Ron scowled. "Yeah, you just wait."
Harry made a face and shoved Ron lightly on the shoulder. They sat in amicable silence for a few minutes before Ron brought up what had become by now the Usual Question.
"Thought of any names yet?"
But rather than the usual, not yet what's the rush, Harry remained pensively silent for a moment.
"We're talking about it," he said finally. "We gave PJ my dad's name so we want her to have my mum's name for the middle."
"It's a nice name."
"It is."
More silence, in which Ron could tell that Harry was holding something back, working himself up to admitting something he had not yet said aloud. But rather than press him about it like either of the girls might do Ron merely waited and he was not disappointed.
"It's strange to think I'm older now than my parents ever were," Harry admitted. "Third baby on the way. I used to wonder if they'd have wanted loads of kids."
Ron could think of nothing to say in response to this. He had often wondered the opposite of his parents - what if they'd not have wanted so many children? What would it have been like to be an only child? There had been a time when he had envied Hermione and Harry this, but those days were long passed.
"Well, I'm sure you'll pick a good name," Ron finally said and Harry nodded.
In the quiet, peaceful spring night outside the Burrow naming his baby girl suddenly seemed to Harry the most impotant thing he would ever do. Maybe it was because he and Ginny had agreed not to have any more children after this one. Maybe it was because having a daughter felt so much scarier than having a son. Maybe it was because it was ten years next month since the war had been over. Whatever it was exactly, there was something very full circle about the whole thing.

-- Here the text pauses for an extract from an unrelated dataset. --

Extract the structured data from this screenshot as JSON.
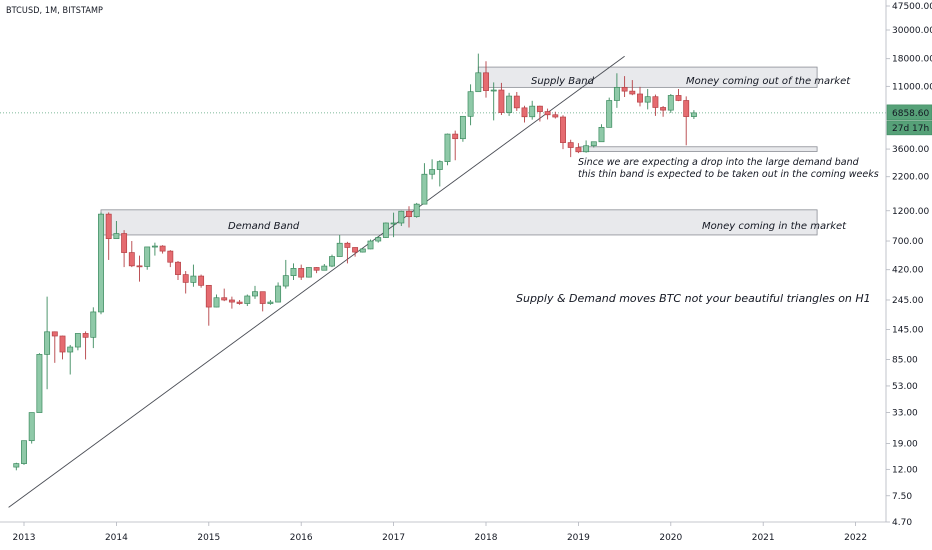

But then, maybe it was just the fact that he was here at all to name his daughter. That he had two sons already, and Ginny, and a real life and maybe what was so special about naming his little girl was that it was a perfectly ordinary thing to do.
And so Andrea Lily Potter was born on the nineteenth of May in the early hours of the morning. It was an ordinary birth and an ordinary day and like any other set of parents that day Harry and Ginny looked at their newborn baby girl and knew that their child was going to be extraordinary, simply because she existed.
an. well something of a mess but there you have it. hope you enjoyed it.